With bodies piling up around the country under similar circumstances, the BAU needs to figure out who's behind Mr. Scratch ASAP.

The BAU puts the pieces together

While Dr. Reid and Agent David Rossi (Joe Mantegna) search Larry's house for clues, they stumble upon some suspicious tubes in an air conditioning vent near where Larry first began hallucinating Mr. Scratch. When the lab results come back, the BAU learns that the tubes tested positive for sevoflurane, which Reid says is "used to put you into a waking dream," and scopolamine, which heightens the suggestibility of a person who has been given a high dose. So it turns out drugs can partially explain the murders — but not fully. Why did Larry, Christine, and Daniel see the same thing? Bill's death by suicide holds the answer.

In an interview with Bill's ex-wife, Hotch learns that Bill had repeatedly told her these wild stories about his past that just could not have been true — these are false recovered memories. This leads the BAU to link these murders to the 1980s moral panic over "Satanic Ritual Abuse." Maybe the villain behind Mr.
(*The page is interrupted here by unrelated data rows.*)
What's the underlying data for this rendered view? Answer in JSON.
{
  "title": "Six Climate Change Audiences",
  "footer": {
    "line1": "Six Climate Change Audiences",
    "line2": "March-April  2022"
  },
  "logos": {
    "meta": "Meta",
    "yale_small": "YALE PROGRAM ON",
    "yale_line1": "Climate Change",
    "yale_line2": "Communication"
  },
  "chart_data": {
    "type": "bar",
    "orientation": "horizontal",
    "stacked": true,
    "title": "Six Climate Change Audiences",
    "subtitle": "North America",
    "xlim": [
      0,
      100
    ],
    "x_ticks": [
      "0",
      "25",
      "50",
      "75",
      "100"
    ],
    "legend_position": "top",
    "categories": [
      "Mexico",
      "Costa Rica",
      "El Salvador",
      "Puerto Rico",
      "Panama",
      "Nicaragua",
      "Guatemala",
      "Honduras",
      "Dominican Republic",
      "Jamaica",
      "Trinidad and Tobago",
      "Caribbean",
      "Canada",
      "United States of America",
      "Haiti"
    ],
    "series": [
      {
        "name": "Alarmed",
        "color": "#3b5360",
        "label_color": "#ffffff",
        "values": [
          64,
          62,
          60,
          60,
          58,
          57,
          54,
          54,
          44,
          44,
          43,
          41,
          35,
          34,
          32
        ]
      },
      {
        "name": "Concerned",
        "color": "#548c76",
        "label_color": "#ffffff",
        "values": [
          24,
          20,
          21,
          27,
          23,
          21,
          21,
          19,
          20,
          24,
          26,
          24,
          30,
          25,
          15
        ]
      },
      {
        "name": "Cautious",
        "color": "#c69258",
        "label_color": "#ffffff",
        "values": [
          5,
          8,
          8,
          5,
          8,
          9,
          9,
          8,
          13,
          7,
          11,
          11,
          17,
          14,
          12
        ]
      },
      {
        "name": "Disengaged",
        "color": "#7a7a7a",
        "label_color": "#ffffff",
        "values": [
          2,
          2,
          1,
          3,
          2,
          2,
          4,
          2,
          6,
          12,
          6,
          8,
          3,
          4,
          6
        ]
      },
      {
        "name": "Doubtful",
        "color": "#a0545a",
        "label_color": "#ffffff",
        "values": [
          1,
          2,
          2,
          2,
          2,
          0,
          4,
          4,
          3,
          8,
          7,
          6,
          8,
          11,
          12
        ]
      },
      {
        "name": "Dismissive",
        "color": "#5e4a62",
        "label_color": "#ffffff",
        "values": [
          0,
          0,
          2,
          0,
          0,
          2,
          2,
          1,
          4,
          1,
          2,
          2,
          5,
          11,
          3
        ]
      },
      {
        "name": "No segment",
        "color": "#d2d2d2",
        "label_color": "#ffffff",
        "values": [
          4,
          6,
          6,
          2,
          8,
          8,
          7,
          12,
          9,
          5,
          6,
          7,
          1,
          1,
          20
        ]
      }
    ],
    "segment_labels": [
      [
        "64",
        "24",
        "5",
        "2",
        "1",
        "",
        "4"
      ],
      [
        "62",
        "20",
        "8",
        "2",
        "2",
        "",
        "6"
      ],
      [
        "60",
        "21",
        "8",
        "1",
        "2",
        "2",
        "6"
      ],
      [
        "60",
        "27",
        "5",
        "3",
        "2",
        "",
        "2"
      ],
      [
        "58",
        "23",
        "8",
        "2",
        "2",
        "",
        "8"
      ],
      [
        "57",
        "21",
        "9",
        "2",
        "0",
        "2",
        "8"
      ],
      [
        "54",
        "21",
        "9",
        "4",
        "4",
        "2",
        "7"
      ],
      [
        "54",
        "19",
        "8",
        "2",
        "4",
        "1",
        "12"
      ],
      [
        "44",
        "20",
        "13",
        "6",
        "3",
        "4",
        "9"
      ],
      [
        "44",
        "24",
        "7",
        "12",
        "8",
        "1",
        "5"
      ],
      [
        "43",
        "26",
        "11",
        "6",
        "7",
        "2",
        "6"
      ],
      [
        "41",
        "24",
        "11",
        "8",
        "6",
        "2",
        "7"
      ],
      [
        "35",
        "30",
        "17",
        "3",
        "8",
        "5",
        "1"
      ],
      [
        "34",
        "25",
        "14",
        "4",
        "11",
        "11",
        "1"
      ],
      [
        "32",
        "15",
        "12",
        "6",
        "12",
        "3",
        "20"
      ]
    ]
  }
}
Scratch had been a falsely accused child abuser, and now he's getting revenge on the kids who were encouraged to identify him as a pedophile? 

Thanks to some off-the-record help from the NSA, the team identifies the man behind Mr. Scratch as Peter Lewis, whose father was jailed — then murdered in prison — for allegedly being a satanic child abuser. With Peter identified, the BAU knows who the final victim/murderer will be: Dr. Susannah Regan, who wrote a book encouraging police to believe anything a child said, even when they were clearly pushed to make up a story.
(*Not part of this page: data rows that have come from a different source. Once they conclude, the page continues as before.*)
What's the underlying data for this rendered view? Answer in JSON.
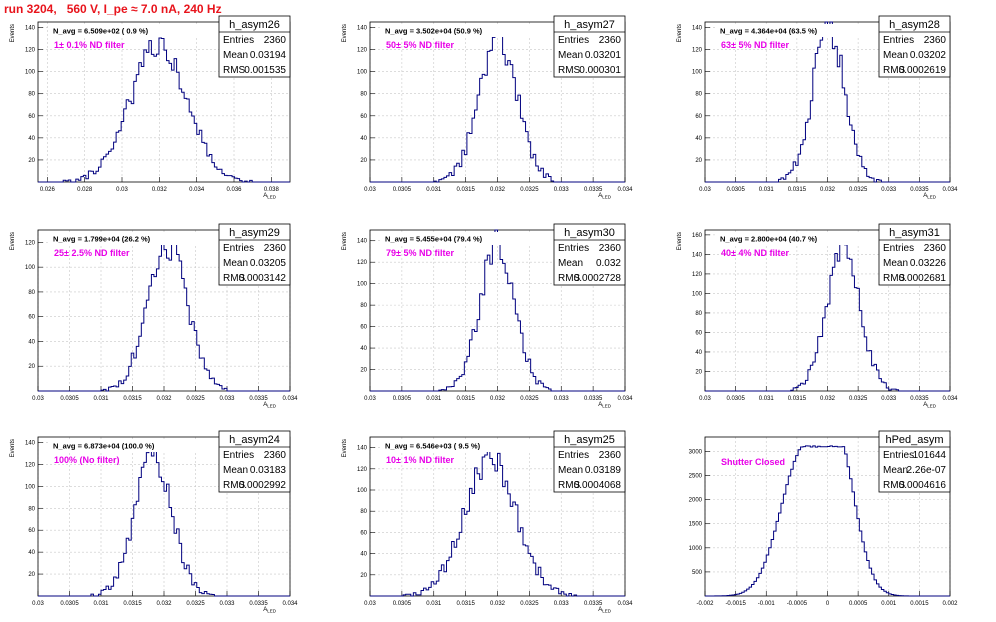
{
  "page_title": "run 3204,   560 V, I_pe ≈ 7.0 nA, 240 Hz",
  "accent_colors": {
    "histogram": "#00007f",
    "annotation": "#e800e8",
    "title": "#e8141c"
  },
  "chart_data": [
    {
      "type": "histogram",
      "name": "h_asym26",
      "stats": {
        "entries_label": "Entries",
        "entries": "2360",
        "mean_label": "Mean",
        "mean": "0.03194",
        "rms_label": "RMS",
        "rms": "0.001535"
      },
      "navg_label": "N_avg = 6.509e+02 ( 0.9 %)",
      "annotation": "1± 0.1% ND filter",
      "ylabel": "Events",
      "xlabel": "A_{LED}",
      "xlim": [
        0.0255,
        0.039
      ],
      "ylim": [
        0,
        145
      ],
      "xticks": [
        0.026,
        0.028,
        0.03,
        0.032,
        0.034,
        0.036,
        0.038
      ],
      "xtick_labels": [
        "0.026",
        "0.028",
        "0.03",
        "0.032",
        "0.034",
        "0.036",
        "0.038"
      ],
      "yticks": [
        20,
        40,
        60,
        80,
        100,
        120,
        140
      ],
      "dist": {
        "mean": 0.03194,
        "sigma": 0.001535,
        "peak": 120,
        "seed": 11
      }
    },
    {
      "type": "histogram",
      "name": "h_asym27",
      "stats": {
        "entries_label": "Entries",
        "entries": "2360",
        "mean_label": "Mean",
        "mean": "0.03201",
        "rms_label": "RMS",
        "rms": "0.000301"
      },
      "navg_label": "N_avg = 3.502e+04 (50.9 %)",
      "annotation": "50± 5% ND filter",
      "ylabel": "Events",
      "xlabel": "A_{LED}",
      "xlim": [
        0.03,
        0.034
      ],
      "ylim": [
        0,
        145
      ],
      "xticks": [
        0.03,
        0.0305,
        0.031,
        0.0315,
        0.032,
        0.0325,
        0.033,
        0.0335,
        0.034
      ],
      "xtick_labels": [
        "0.03",
        "0.0305",
        "0.031",
        "0.0315",
        "0.032",
        "0.0325",
        "0.033",
        "0.0335",
        "0.034"
      ],
      "yticks": [
        20,
        40,
        60,
        80,
        100,
        120,
        140
      ],
      "dist": {
        "mean": 0.03201,
        "sigma": 0.000301,
        "peak": 130,
        "seed": 27
      }
    },
    {
      "type": "histogram",
      "name": "h_asym28",
      "stats": {
        "entries_label": "Entries",
        "entries": "2360",
        "mean_label": "Mean",
        "mean": "0.03202",
        "rms_label": "RMS",
        "rms": "0.0002619"
      },
      "navg_label": "N_avg = 4.364e+04 (63.5 %)",
      "annotation": "63± 5% ND filter",
      "ylabel": "Events",
      "xlabel": "A_{LED}",
      "xlim": [
        0.03,
        0.034
      ],
      "ylim": [
        0,
        145
      ],
      "xticks": [
        0.03,
        0.0305,
        0.031,
        0.0315,
        0.032,
        0.0325,
        0.033,
        0.0335,
        0.034
      ],
      "xtick_labels": [
        "0.03",
        "0.0305",
        "0.031",
        "0.0315",
        "0.032",
        "0.0325",
        "0.033",
        "0.0335",
        "0.034"
      ],
      "yticks": [
        20,
        40,
        60,
        80,
        100,
        120,
        140
      ],
      "dist": {
        "mean": 0.03202,
        "sigma": 0.0002619,
        "peak": 140,
        "seed": 38
      }
    },
    {
      "type": "histogram",
      "name": "h_asym29",
      "stats": {
        "entries_label": "Entries",
        "entries": "2360",
        "mean_label": "Mean",
        "mean": "0.03205",
        "rms_label": "RMS",
        "rms": "0.0003142"
      },
      "navg_label": "N_avg = 1.799e+04 (26.2 %)",
      "annotation": "25± 2.5% ND filter",
      "ylabel": "Events",
      "xlabel": "A_{LED}",
      "xlim": [
        0.03,
        0.034
      ],
      "ylim": [
        0,
        130
      ],
      "xticks": [
        0.03,
        0.0305,
        0.031,
        0.0315,
        0.032,
        0.0325,
        0.033,
        0.0335,
        0.034
      ],
      "xtick_labels": [
        "0.03",
        "0.0305",
        "0.031",
        "0.0315",
        "0.032",
        "0.0325",
        "0.033",
        "0.0335",
        "0.034"
      ],
      "yticks": [
        20,
        40,
        60,
        80,
        100,
        120
      ],
      "dist": {
        "mean": 0.03205,
        "sigma": 0.0003142,
        "peak": 118,
        "seed": 49
      }
    },
    {
      "type": "histogram",
      "name": "h_asym30",
      "stats": {
        "entries_label": "Entries",
        "entries": "2360",
        "mean_label": "Mean",
        "mean": "0.032",
        "rms_label": "RMS",
        "rms": "0.0002728"
      },
      "navg_label": "N_avg = 5.455e+04 (79.4 %)",
      "annotation": "79± 5% ND filter",
      "ylabel": "Events",
      "xlabel": "A_{LED}",
      "xlim": [
        0.03,
        0.034
      ],
      "ylim": [
        0,
        150
      ],
      "xticks": [
        0.03,
        0.0305,
        0.031,
        0.0315,
        0.032,
        0.0325,
        0.033,
        0.0335,
        0.034
      ],
      "xtick_labels": [
        "0.03",
        "0.0305",
        "0.031",
        "0.0315",
        "0.032",
        "0.0325",
        "0.033",
        "0.0335",
        "0.034"
      ],
      "yticks": [
        20,
        40,
        60,
        80,
        100,
        120,
        140
      ],
      "dist": {
        "mean": 0.032,
        "sigma": 0.0002728,
        "peak": 138,
        "seed": 53
      }
    },
    {
      "type": "histogram",
      "name": "h_asym31",
      "stats": {
        "entries_label": "Entries",
        "entries": "2360",
        "mean_label": "Mean",
        "mean": "0.03226",
        "rms_label": "RMS",
        "rms": "0.0002681"
      },
      "navg_label": "N_avg = 2.800e+04 (40.7 %)",
      "annotation": "40± 4% ND filter",
      "ylabel": "Events",
      "xlabel": "A_{LED}",
      "xlim": [
        0.03,
        0.034
      ],
      "ylim": [
        0,
        165
      ],
      "xticks": [
        0.03,
        0.0305,
        0.031,
        0.0315,
        0.032,
        0.0325,
        0.033,
        0.0335,
        0.034
      ],
      "xtick_labels": [
        "0.03",
        "0.0305",
        "0.031",
        "0.0315",
        "0.032",
        "0.0325",
        "0.033",
        "0.0335",
        "0.034"
      ],
      "yticks": [
        20,
        40,
        60,
        80,
        100,
        120,
        140,
        160
      ],
      "dist": {
        "mean": 0.03226,
        "sigma": 0.0002681,
        "peak": 150,
        "seed": 61
      }
    },
    {
      "type": "histogram",
      "name": "h_asym24",
      "stats": {
        "entries_label": "Entries",
        "entries": "2360",
        "mean_label": "Mean",
        "mean": "0.03183",
        "rms_label": "RMS",
        "rms": "0.0002992"
      },
      "navg_label": "N_avg = 6.873e+04 (100.0 %)",
      "annotation": "100% (No filter)",
      "ylabel": "Events",
      "xlabel": "A_{LED}",
      "xlim": [
        0.03,
        0.034
      ],
      "ylim": [
        0,
        145
      ],
      "xticks": [
        0.03,
        0.0305,
        0.031,
        0.0315,
        0.032,
        0.0325,
        0.033,
        0.0335,
        0.034
      ],
      "xtick_labels": [
        "0.03",
        "0.0305",
        "0.031",
        "0.0315",
        "0.032",
        "0.0325",
        "0.033",
        "0.0335",
        "0.034"
      ],
      "yticks": [
        20,
        40,
        60,
        80,
        100,
        120,
        140
      ],
      "dist": {
        "mean": 0.03183,
        "sigma": 0.0002992,
        "peak": 128,
        "seed": 72
      }
    },
    {
      "type": "histogram",
      "name": "h_asym25",
      "stats": {
        "entries_label": "Entries",
        "entries": "2360",
        "mean_label": "Mean",
        "mean": "0.03189",
        "rms_label": "RMS",
        "rms": "0.0004068"
      },
      "navg_label": "N_avg = 6.546e+03 ( 9.5 %)",
      "annotation": "10± 1% ND filter",
      "ylabel": "Events",
      "xlabel": "A_{LED}",
      "xlim": [
        0.03,
        0.034
      ],
      "ylim": [
        0,
        150
      ],
      "xticks": [
        0.03,
        0.0305,
        0.031,
        0.0315,
        0.032,
        0.0325,
        0.033,
        0.0335,
        0.034
      ],
      "xtick_labels": [
        "0.03",
        "0.0305",
        "0.031",
        "0.0315",
        "0.032",
        "0.0325",
        "0.033",
        "0.0335",
        "0.034"
      ],
      "yticks": [
        20,
        40,
        60,
        80,
        100,
        120,
        140
      ],
      "dist": {
        "mean": 0.03189,
        "sigma": 0.0004068,
        "peak": 130,
        "seed": 84
      }
    },
    {
      "type": "histogram",
      "name": "hPed_asym",
      "stats": {
        "entries_label": "Entries",
        "entries": "101644",
        "mean_label": "Mean",
        "mean": "2.26e-07",
        "rms_label": "RMS",
        "rms": "0.0004616"
      },
      "annotation": "Shutter Closed",
      "ylabel": "",
      "xlabel": "",
      "xlim": [
        -0.002,
        0.002
      ],
      "ylim": [
        0,
        3300
      ],
      "xticks": [
        -0.002,
        -0.0015,
        -0.001,
        -0.0005,
        0,
        0.0005,
        0.001,
        0.0015,
        0.002
      ],
      "xtick_labels": [
        "-0.002",
        "-0.0015",
        "-0.001",
        "-0.0005",
        "0",
        "0.0005",
        "0.001",
        "0.0015",
        "0.002"
      ],
      "yticks": [
        500,
        1000,
        1500,
        2000,
        2500,
        3000
      ],
      "dist": {
        "mean": 0.0,
        "sigma": 0.0004616,
        "peak": 3100,
        "seed": 95,
        "double": true
      }
    }
  ]
}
When Hotch arrives alone at Dr. Regan's house, she, already drugged, calls him into her study to watch her stab herself at the command of Peter, who then drugs Hotch.

Who's the real winner?

Although drugged, Hotch fights to stay in control of himself and even gets into Peter's head at one point. Peter inadvertently reveals that he had been Dr. Regan's patient when he mentions that she would burn sage during her interviews with children to calm their nerves. It becomes clear that he, like the other children, had been tricked into creating false memories of his father's pedophilia and therefore feels responsible for his dad getting murdered in prison. (Why he gives himself a pass and not Larry, Christine, Daniel, and Bill can only be explained by his own selective memory.)

Using hypnosis, Peter eventually breaks into Hotch's nearly impenetrable head, learning that his worst fear is being the cause of the deaths of his agents. He manipulates Hotch into thinking that the team, which is about to burst through the front door of Dr. Regan's home, is himself, so that Hotch will kill his team. But Peter underestimates Hotch's ability to stay in control of his own mind, and as soon as Rossi opens the door, he turns around to shoot at Peter.

Although he escapes, Peter ultimately surrenders, having killed the last person on his hit list. But the story doesn't stop there, as Peter returns for a number of episodes in later seasons. Clearly, it was the BAU — not the villain — that lost this round.